KÖY KOOP Başkan Vekili Sedat Özcan Özdemir ise, “Böyle bir durumda, köylü yakacak odun bulamaz” ifadelerini kullandı. Birliğin Daday Delegesi Mustafa Koç da “Köylü vatandaşın sırtında yürümek insanlık dışıdır” dedi.
Kastamonu Köy Kalkınma ve Diğer Tarımsal Amaçlı Kooperatifler Birliği (KÖY-KOOP), ormanların özelleştirilmesine başlangıç olan uygulamaya olanak veren yasa tasarısıyla ilgili değerlendirme yapmak için birliğe bağlı kooperatif başkanlarıyla bir araya geldi.
Şerife Bacı Öğretmenevi’nde düzenlenen toplantıda söz konusu yasa tasarısının ormam köylüsü için bir felaket olacağı ve acilen geri çekilmesi gerektiği vurgulandı.
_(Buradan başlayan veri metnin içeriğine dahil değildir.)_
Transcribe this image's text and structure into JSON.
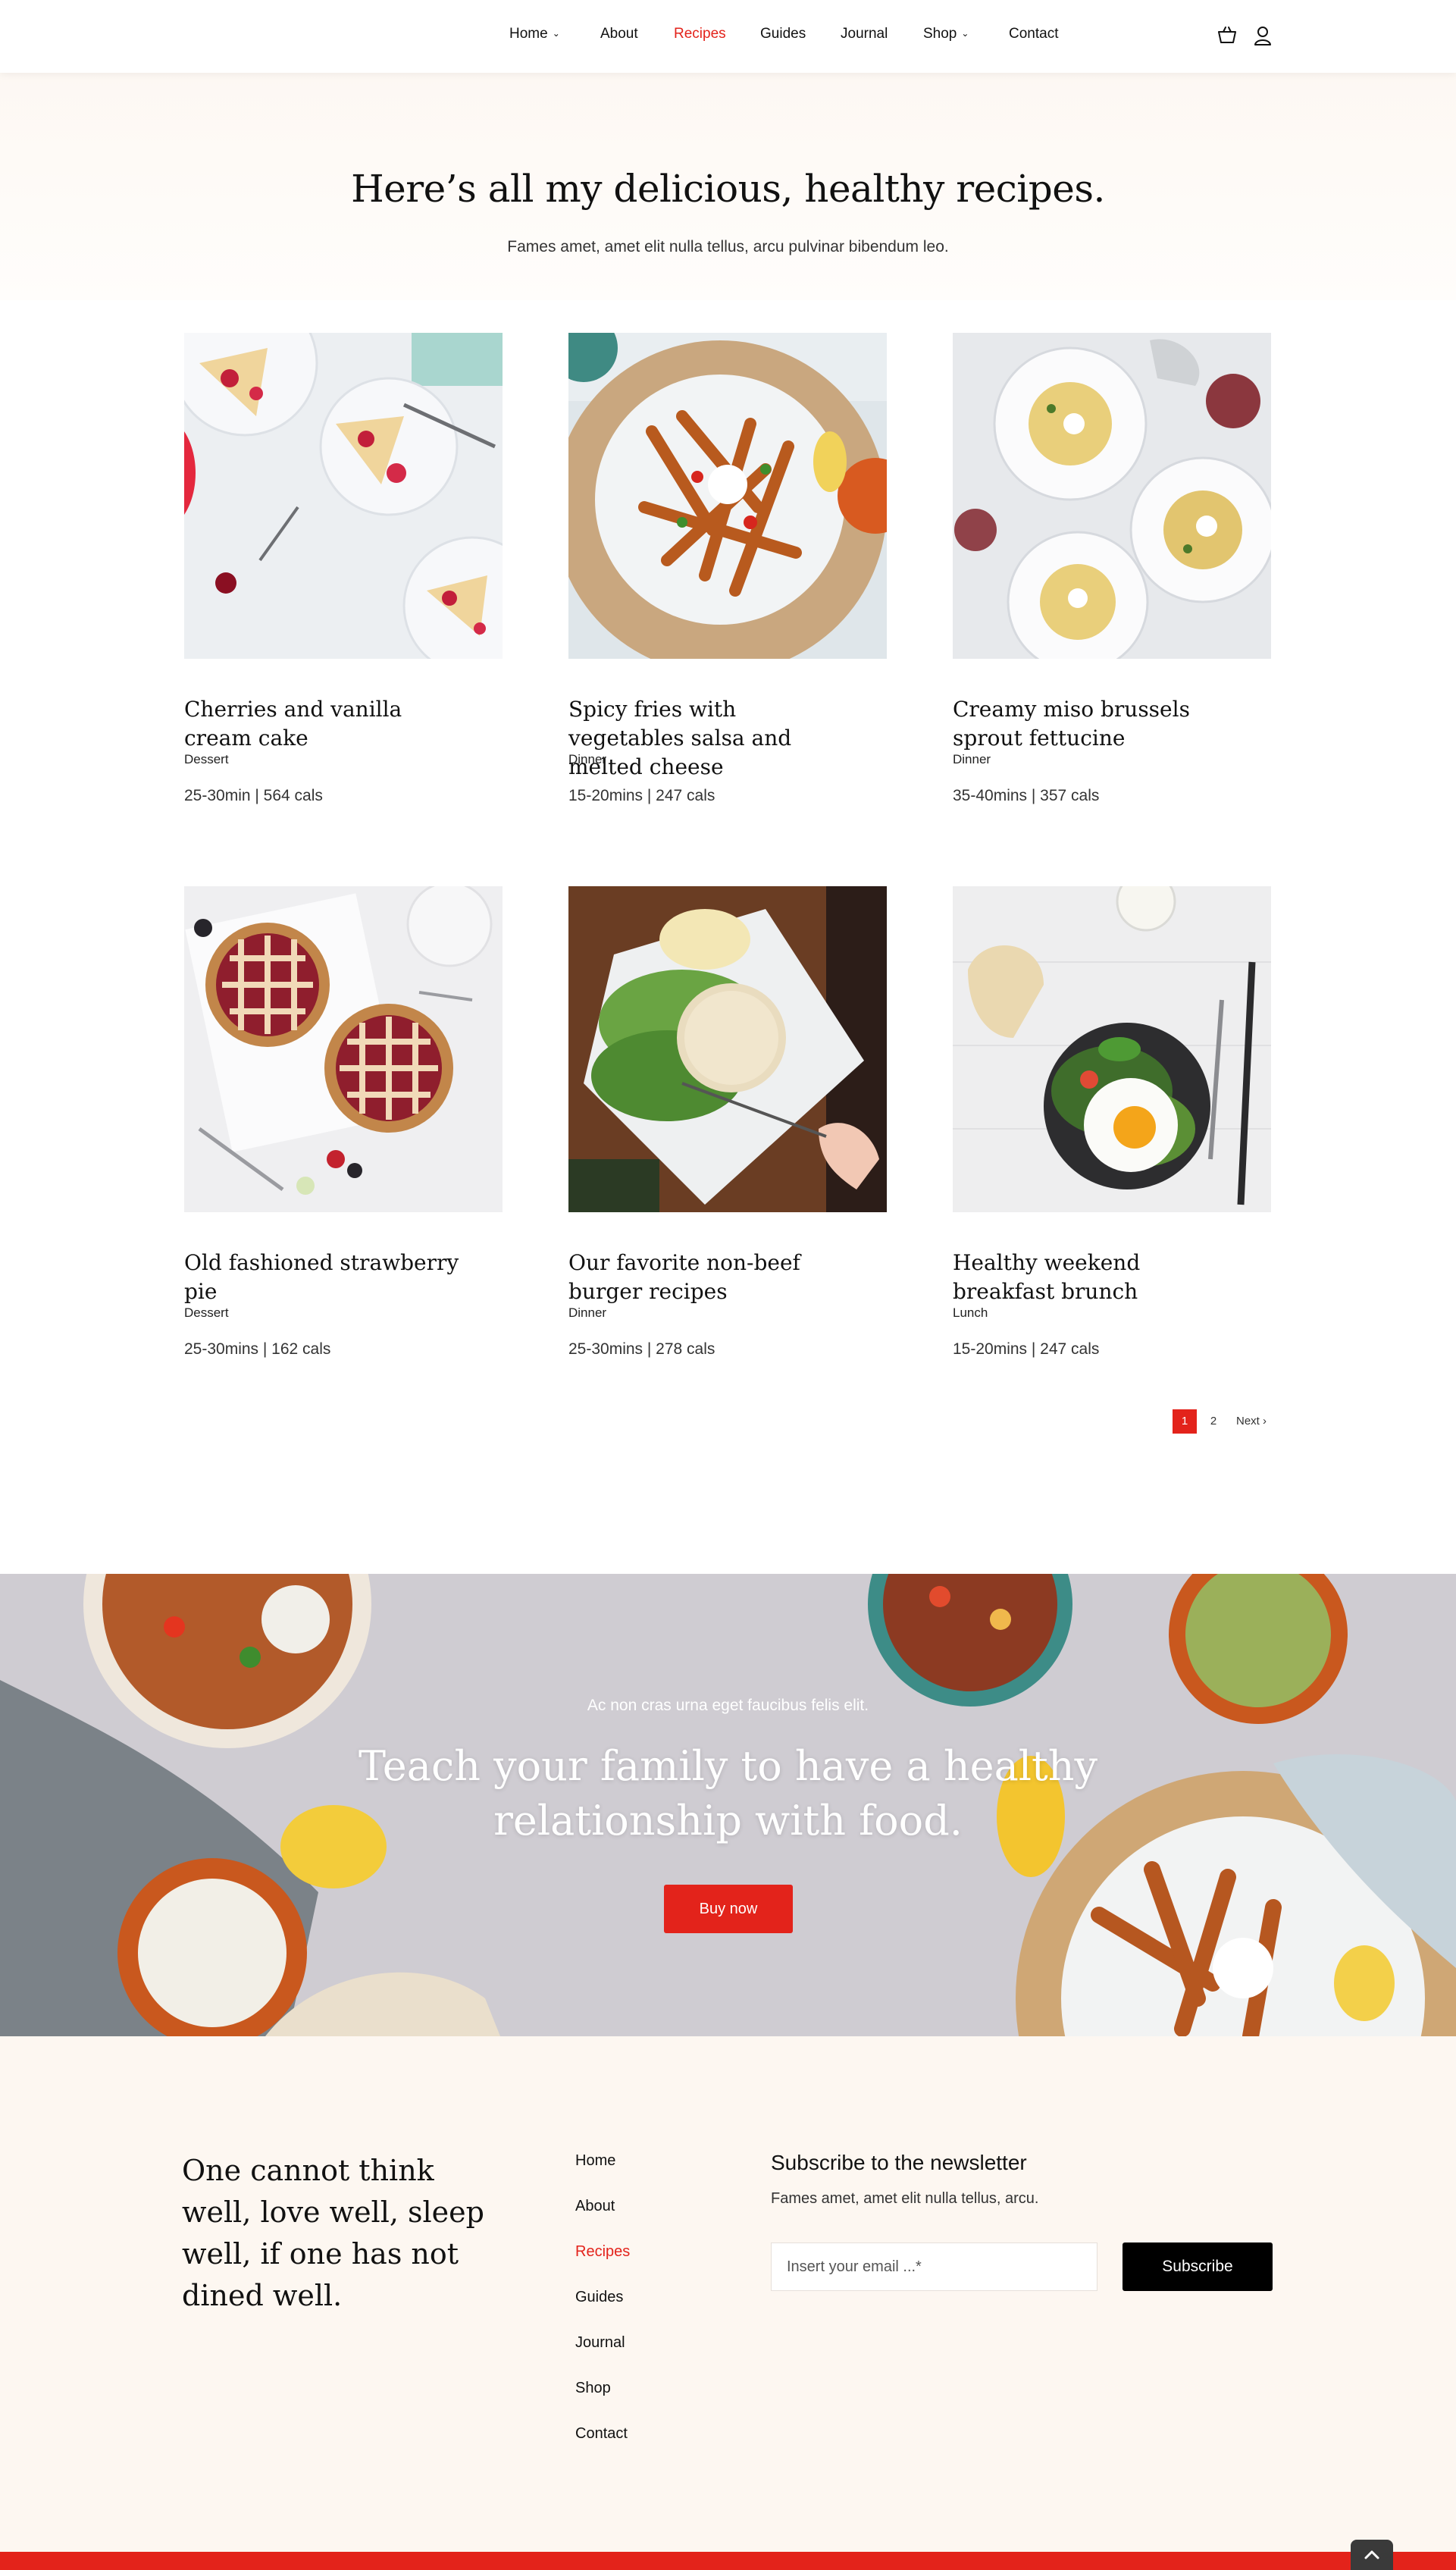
{
  "header": {
    "nav": [
      {
        "label": "Home",
        "has_dropdown": true,
        "active": false
      },
      {
        "label": "About",
        "has_dropdown": false,
        "active": false
      },
      {
        "label": "Recipes",
        "has_dropdown": false,
        "active": true
      },
      {
        "label": "Guides",
        "has_dropdown": false,
        "active": false
      },
      {
        "label": "Journal",
        "has_dropdown": false,
        "active": false
      },
      {
        "label": "Shop",
        "has_dropdown": true,
        "active": false
      },
      {
        "label": "Contact",
        "has_dropdown": false,
        "active": false
      }
    ],
    "icons": [
      "cart-icon",
      "user-icon"
    ]
  },
  "intro": {
    "title": "Here’s all my delicious, healthy recipes.",
    "subtitle": "Fames amet, amet elit nulla tellus, arcu pulvinar bibendum leo."
  },
  "recipes": [
    {
      "title": "Cherries and vanilla cream cake",
      "category": "Dessert",
      "meta": "25-30min | 564 cals"
    },
    {
      "title": "Spicy fries with vegetables salsa and melted cheese",
      "category": "Dinner",
      "meta": "15-20mins | 247 cals"
    },
    {
      "title": "Creamy miso brussels sprout fettucine",
      "category": "Dinner",
      "meta": "35-40mins | 357 cals"
    },
    {
      "title": "Old fashioned strawberry pie",
      "category": "Dessert",
      "meta": "25-30mins | 162 cals"
    },
    {
      "title": "Our favorite non-beef burger recipes",
      "category": "Dinner",
      "meta": "25-30mins | 278 cals"
    },
    {
      "title": "Healthy weekend breakfast brunch",
      "category": "Lunch",
      "meta": "15-20mins | 247 cals"
    }
  ],
  "pagination": {
    "current": "1",
    "page2": "2",
    "next": "Next"
  },
  "banner": {
    "kicker": "Ac non cras urna eget faucibus felis elit.",
    "title": "Teach your family to have a healthy relationship with food.",
    "button": "Buy now"
  },
  "footer": {
    "quote": "One cannot think well, love well, sleep well, if one has not dined well.",
    "links": [
      "Home",
      "About",
      "Recipes",
      "Guides",
      "Journal",
      "Shop",
      "Contact"
    ],
    "active_link": "Recipes",
    "newsletter": {
      "title": "Subscribe to the newsletter",
      "subtitle": "Fames amet, amet elit nulla tellus, arcu.",
      "placeholder": "Insert your email ...*",
      "button": "Subscribe"
    }
  },
  "colors": {
    "accent": "#e3231b",
    "footer_bg": "#fdf7f1",
    "banner_bg": "#cfccd3"
  }
}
KÖY-KOOP Başkanı Erol Akar söz konusu tasarıyla ormanların yap işlet devret modeliyle 29 yıllığına şirketlere kiralanacağını belirtti. Tasarıyla kooperatiflerin ve köylülerin iş almada önceliğinin elinden alınacağının altını çizen Erol Akar, ayrıca yangın söndürmeye gideceklerin yol parası ücretleri, araçlarının akaryakıt giderleri, ekmek ve katık paralarının da kaldırılacağını kaydetti.
KÖY KOOP Başkan Vekili Sedat Özcan Özdemir ise, “Böyle bir durumda, köylü yakacak odun bulamaz” ifadelerini kullandı.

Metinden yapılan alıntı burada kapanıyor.